Жан Жак Руссо утверждал, что функционирование человеческих сообществ может опираться лишь на соглашения (convention), хотя «человек родился свободным», что само по себе сомнительно, учитывая, что человеческое дитя совершенно зависимо от матери довольно продолжительное время. Однако правители во все времена стремились объявлять эти соглашения «святыми», «богоданными» и нерушимыми, что преследовало совершенно ясные цели – поставить их вне критики и облегчить себе проблему управления. С утверждением демократических форм правления задача упростилась – управление стало возможным без участия божественных сил. Между тем, присвоив суверенность самому народу, мы вынуждены признать, что он не может управлять собой иначе, чем делегируя свои власть своим избранным представителям, то есть, по сути, отказываясь от суверенности, в некотором смысле.
Сам Руссо питал глубокое отвращение к этой мысли, которая, по его мнению, имела свои истоки в феодальном государстве, в котором горстка аристократов обладала всей полнотой власти и неизменно ею злоупотребляла.
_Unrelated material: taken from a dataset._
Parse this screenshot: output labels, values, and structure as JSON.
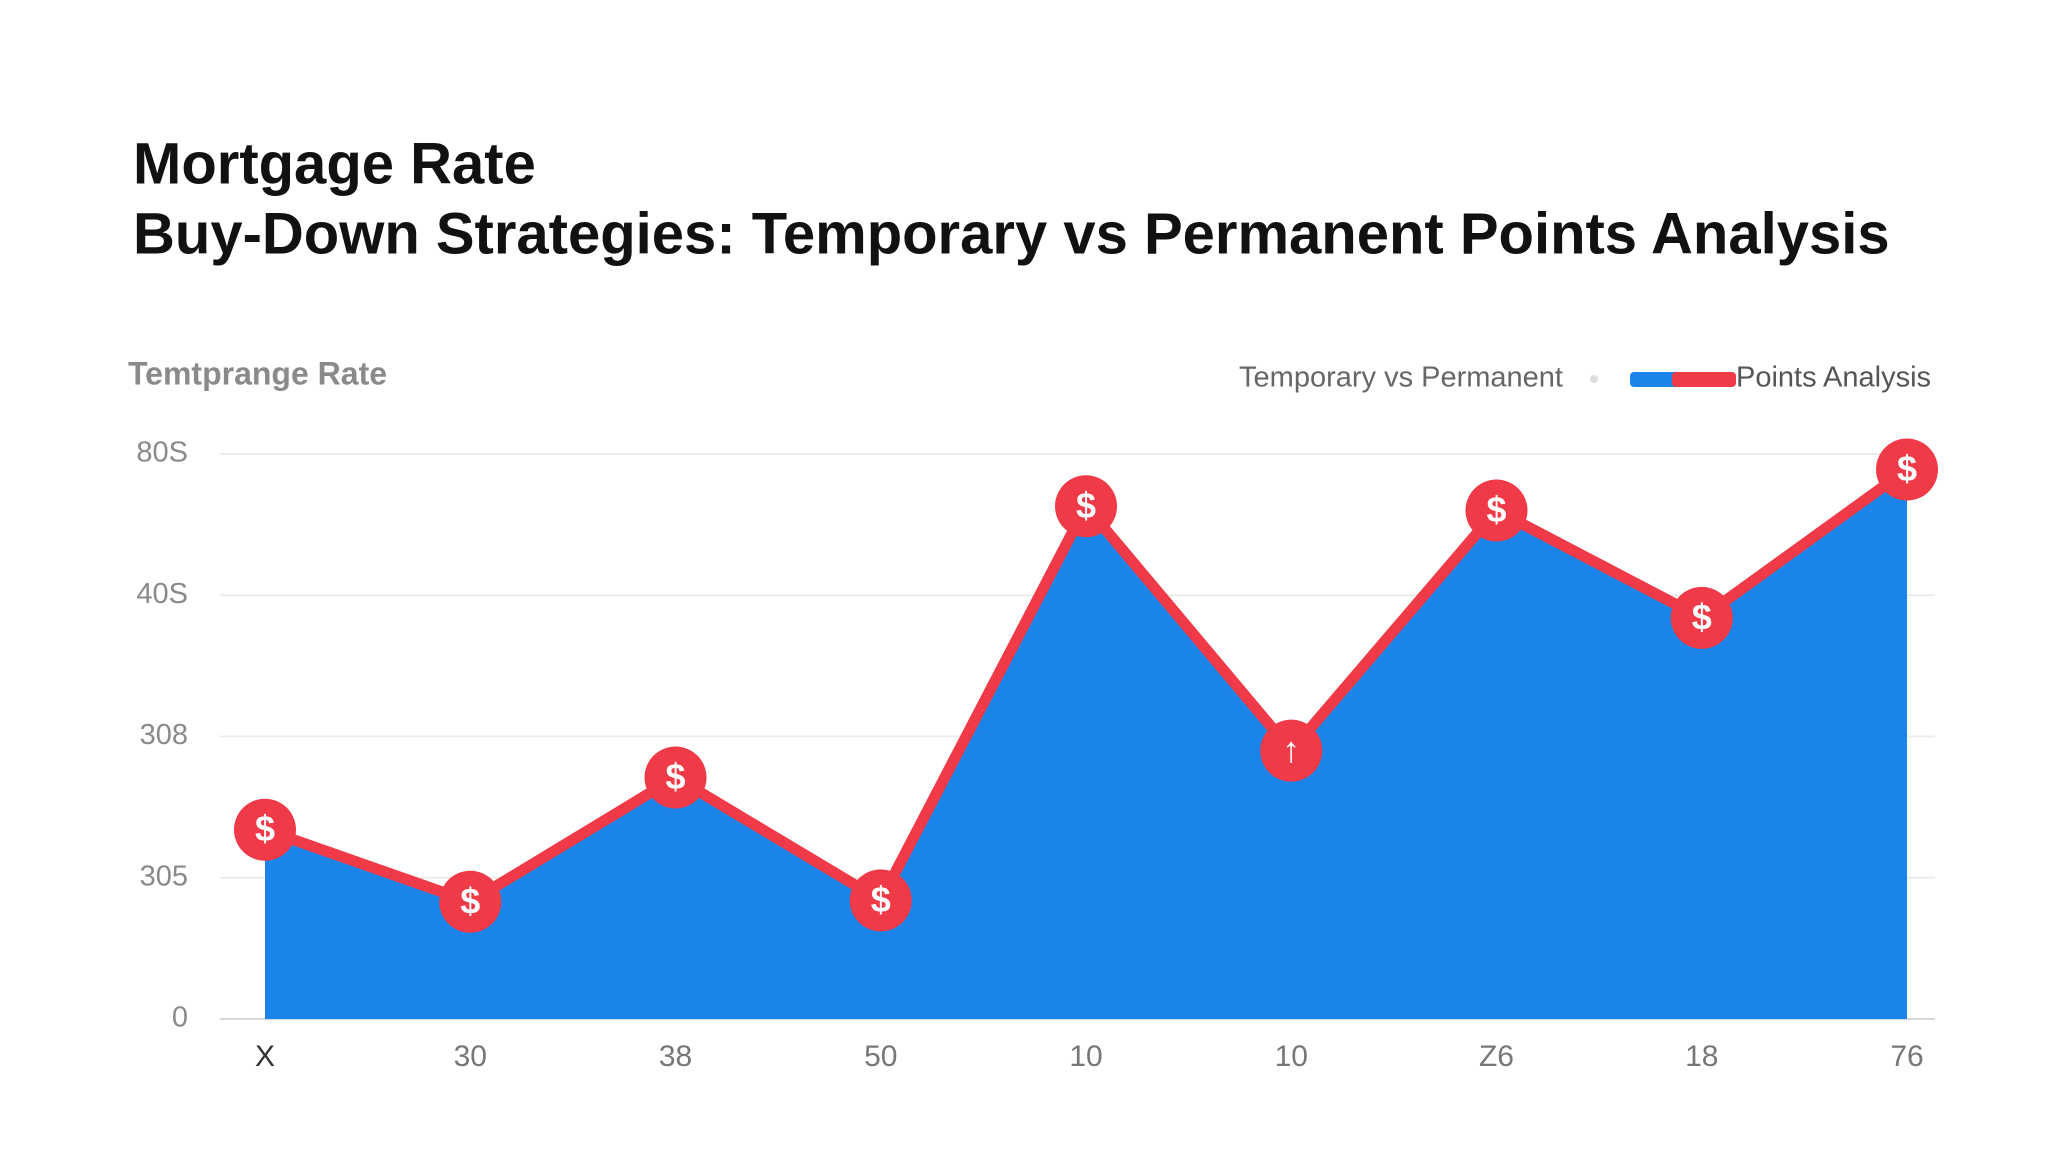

Он возглашал, что демократия лишь в том случае оправдывает сие название, если хотя бы половина населения участвует в управлении (при этом, скорее всего, он имел в виду половину мужского населения, напрочь забывая о женской ее половине). Возможно, он провидел будущие деспотические «революционные демократии», основанные на «воле всего народа». Действительность нередко заставляет нас делать вывод, что любая идея может быть сведена к абсурду и, в конечном итоге, противоположности сходятся. «общая воля» не более чем миф, так же как и врожденная свобода человека. Свободным может считать себя лишь тот, который может эффективно использовать это свойство. Свобода завоевывается человеческим существом постепенно и никогда не достигает наивысшей «метки», а право гражданина» вторично по сравнению с первичным правом общественного устройства. Из этих же соображений следует, что при любом демократическом общественном устройстве граждане свободны в разной степени, даже если общество стремится к этому идеалу. Можем сказать, что каждый обладает свободой в той мере, в которой способен ее защитить от других претендентов, а государство обязано помочь ему в этом, оказывая поддержку и наказывая тех своих граждан, которые нарушают «чужую территорию» в прямом и иносказательном смысле. Самое демократическое общество, которое обещает гражданину максимум свободы, не может существовать без определенной меры подавления. Проблема состоит в том, чтобы найти ту меру, которая обеспечила бы нормальное функционирование государственной машины и одновременно – права человеческой личности настолько, чтобы она не чувствовала себя обездоленной. Проблема усложняется тем, что человеческие личности чувствительны по-разному к ограничению своих прав.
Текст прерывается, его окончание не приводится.